Puis le soleil sifflait la fin de la partie : elle remontait sur le paddle et revenait vers la magnifique maison en bois posée sur un jardin harmonieux, avec sa rangée de cocotiers en guise de délimitation avec la plage. Vu du récif, l'île de Tahiti était magnifique à cette heure matinale : ses flancs pentus et foncés, ses vallées acérées, le détail des arbres et des cocotiers, au loin le ciel gris de la pluie et les rayons du soleil qui commençaient à filtrer à travers la canopée de la crête, puis qui inondaient de couleurs intenses la forêt verte ponctuée des points rouges des tulipiers de Virginie, arbres magnifiques mais néanmoins envahissants, ce qui faisait enrager Rambo.
Au retour de sa balade aquatique, une douche revigorante au tuyau d'arrosage au milieu des tiarés et un petit déjeuner autour d'un thé succulent servi dans la théière insolite de Simone sur la terrasse couverte dominant le lagon, ponctuaient sa première séquence matinale qui était suivie par un long moment dans le hamac bleu clair qui embrassait la mer.
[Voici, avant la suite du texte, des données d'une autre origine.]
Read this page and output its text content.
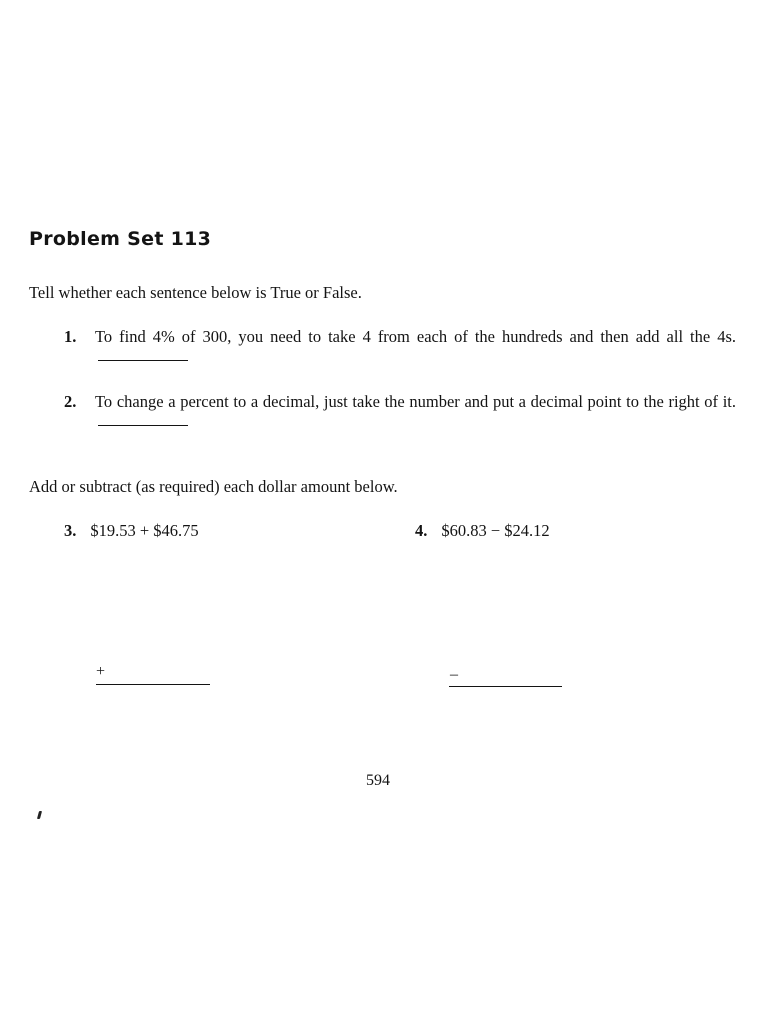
Problem Set 113
Tell whether each sentence below is True or False.
1. To find 4% of 300, you need to take 4 from each of the hundreds and then add all the 4s.
2. To change a percent to a decimal, just take the number and put a decimal point to the right of it.
Add or subtract (as required) each dollar amount below.
3. $19.53 + $46.75	4. $60.83 − $24.12
+	–
594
Là, bercée tant par le roulis des vagues s'écrasant sur le récif au loin que par le balancement imperceptible de son embarcation tendue entre deux arbres lui offrant une ombre rafraîchissante, elle réfléchissait, tentait de remettre ses idées en place et écrivait sur son cahier.
Rambo raillera plus tard à coup de clichés, qu'à cette étape de sa visite, qui s'avéra plus longue que prévue, elle soignait son décalage horaire en s'enroulant dans les pans en coton du hamac, la tête calée sur un petit oreiller, pour mieux dormir dans la plus pure discrétion, qui ne serait pas pour déplaire aux meilleurs d'entre tous les Corses, qui d'après lui, avaient érigé cette pratique en art .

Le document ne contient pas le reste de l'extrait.